I need to fine-tune sequentially the AWD_LSTM language model on two data sets: first I fine-tune on the first data set, save the model and then continue fine-tuning on the second. I can’t mix them together as the second resides within a secure environment and I can’t bring new data it. The data sets are quite similar (from the same domain), but their vocabularies are different.
First, I trained as usual:
data_lm = (TextList.from_df(df_pretrain_data) .split_by_rand_pct(0.1) .label_for_lm() .databunch(bs=48)) len(data_lm.vocab.itos) ->60000 learn = language_model_learner(data_lm, AWD_LSTM, drop_mult=0.5) learn.fit_one_cycle(1, 1e-2, moms=(0.8,0.7)) learn.unfreeze() learn.fit_one_cycle(10, 1e-3, moms=(0.8,0.7)) learn.save('fine_tuned') learn.save_encoder('fine_tuned_enc') learn.export()

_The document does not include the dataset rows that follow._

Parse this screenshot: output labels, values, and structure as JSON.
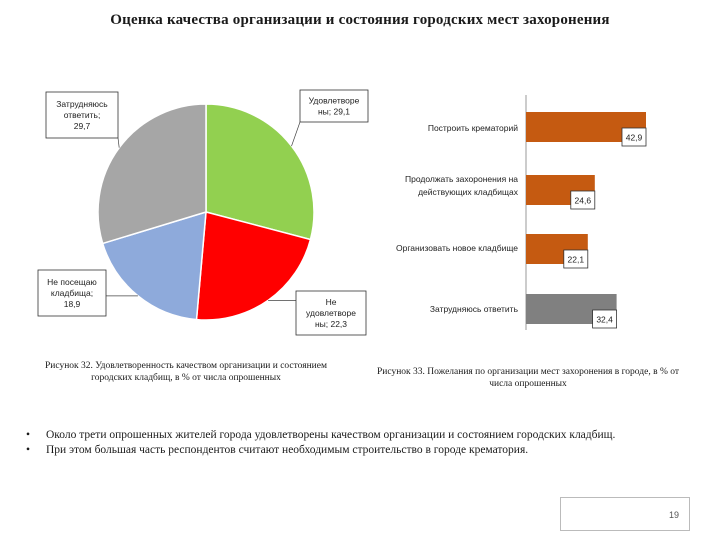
{
  "title": "Оценка качества организации и состояния городских мест захоронения",
  "chart_data": [
    {
      "type": "pie",
      "categories": [
        "Удовлетворены",
        "Не удовлетворены",
        "Не посещаю кладбища",
        "Затрудняюсь ответить"
      ],
      "values": [
        29.1,
        22.3,
        18.9,
        29.7
      ],
      "labels": [
        "Удовлетворе ны; 29,1",
        "Не удовлетворе ны; 22,3",
        "Не посещаю кладбища; 18,9",
        "Затрудняюсь ответить; 29,7"
      ],
      "colors": [
        "#92d050",
        "#ff0000",
        "#8eaadb",
        "#a6a6a6"
      ],
      "caption": "Рисунок 32. Удовлетворенность качеством организации и состоянием городских кладбищ, в % от числа опрошенных"
    },
    {
      "type": "bar",
      "orientation": "horizontal",
      "categories": [
        "Построить крематорий",
        "Продолжать захоронения на действующих кладбищах",
        "Организовать новое кладбище",
        "Затрудняюсь ответить"
      ],
      "category_lines": [
        [
          "Построить крематорий"
        ],
        [
          "Продолжать захоронения на",
          "действующих кладбищах"
        ],
        [
          "Организовать новое кладбище"
        ],
        [
          "Затрудняюсь ответить"
        ]
      ],
      "values": [
        42.9,
        24.6,
        22.1,
        32.4
      ],
      "value_labels": [
        "42,9",
        "24,6",
        "22,1",
        "32,4"
      ],
      "colors": [
        "#c55a11",
        "#c55a11",
        "#c55a11",
        "#808080"
      ],
      "xlim": [
        0,
        50
      ],
      "caption": "Рисунок 33. Пожелания по организации мест захоронения в городе, в % от числа опрошенных"
    }
  ],
  "bullets": [
    "Около трети опрошенных жителей города удовлетворены качеством организации и состоянием городских кладбищ.",
    "При этом большая часть респондентов считают необходимым строительство в городе крематория."
  ],
  "page_number": "19"
}
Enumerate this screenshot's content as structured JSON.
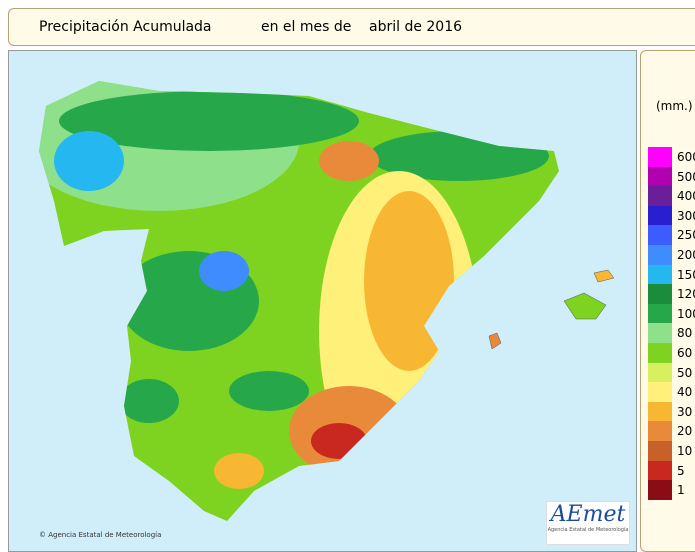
{
  "header": {
    "title": "Precipitación Acumulada",
    "period_prefix": "en el mes de",
    "period": "abril de 2016"
  },
  "legend": {
    "unit": "(mm.)",
    "items": [
      {
        "label": "600",
        "color": "#ff00ff"
      },
      {
        "label": "500",
        "color": "#b000b0"
      },
      {
        "label": "400",
        "color": "#6a1e9a"
      },
      {
        "label": "300",
        "color": "#2a1fd0"
      },
      {
        "label": "250",
        "color": "#3c5cff"
      },
      {
        "label": "200",
        "color": "#3f8cff"
      },
      {
        "label": "150",
        "color": "#25b8f0"
      },
      {
        "label": "120",
        "color": "#1a8c3a"
      },
      {
        "label": "100",
        "color": "#26a84a"
      },
      {
        "label": "80",
        "color": "#8ee08a"
      },
      {
        "label": "60",
        "color": "#7ed321"
      },
      {
        "label": "50",
        "color": "#d8f060"
      },
      {
        "label": "40",
        "color": "#fff07a"
      },
      {
        "label": "30",
        "color": "#f7b733"
      },
      {
        "label": "20",
        "color": "#e98a3a"
      },
      {
        "label": "10",
        "color": "#c8602a"
      },
      {
        "label": "5",
        "color": "#c8281e"
      },
      {
        "label": "1",
        "color": "#8a0c14"
      }
    ]
  },
  "footer": {
    "copyright": "© Agencia Estatal de Meteorología"
  },
  "logo": {
    "name": "AEmet",
    "subtitle": "Agencia Estatal de Meteorología"
  }
}
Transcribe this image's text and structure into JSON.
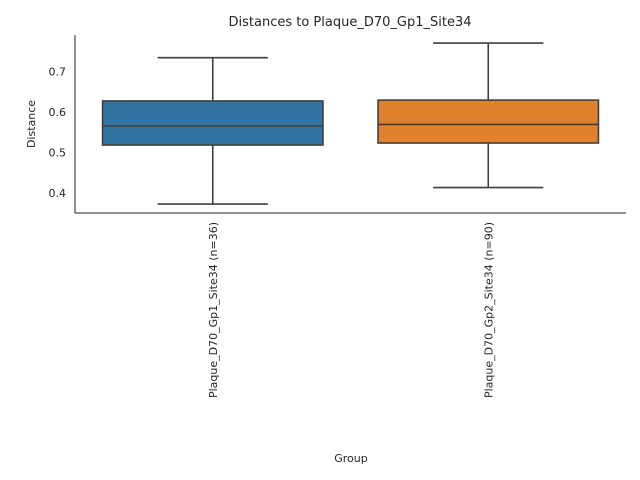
{
  "chart_data": {
    "type": "box",
    "title": "Distances to Plaque_D70_Gp1_Site34",
    "xlabel": "Group",
    "ylabel": "Distance",
    "ylim": [
      0.35,
      0.79
    ],
    "yticks": [
      "0.4",
      "0.5",
      "0.6",
      "0.7"
    ],
    "grid": false,
    "categories": [
      "Plaque_D70_Gp1_Site34 (n=36)",
      "Plaque_D70_Gp2_Site34 (n=90)"
    ],
    "boxes": [
      {
        "whisker_low": 0.372,
        "q1": 0.518,
        "median": 0.565,
        "q3": 0.627,
        "whisker_high": 0.734,
        "color": "#3274a1"
      },
      {
        "whisker_low": 0.413,
        "q1": 0.523,
        "median": 0.569,
        "q3": 0.629,
        "whisker_high": 0.77,
        "color": "#e1812c"
      }
    ],
    "line_color": "#3f3f3f"
  }
}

When I move the save model to the secure env. and wanted to continue fine tuning, I received the following error:
data_lm_new = (TextList.from_df(df_pretrain_data_new) .split_by_rand_pct(0.1) .label_for_lm() .databunch(bs=48)) len(data_lm_new.vocab.itos) -> 4224 learn_new = language_model_learner(data_lm, AWD_LSTM, drop_mult=0.5, pretrained=False).load('path/to/fine_tuned')
Error in loading state_dict for Sequential RNN:
Obviously, there is a problem that the data sets are different. What is the general solution to such a problem? I can’t find it on the forum I’m afraid. Thanks!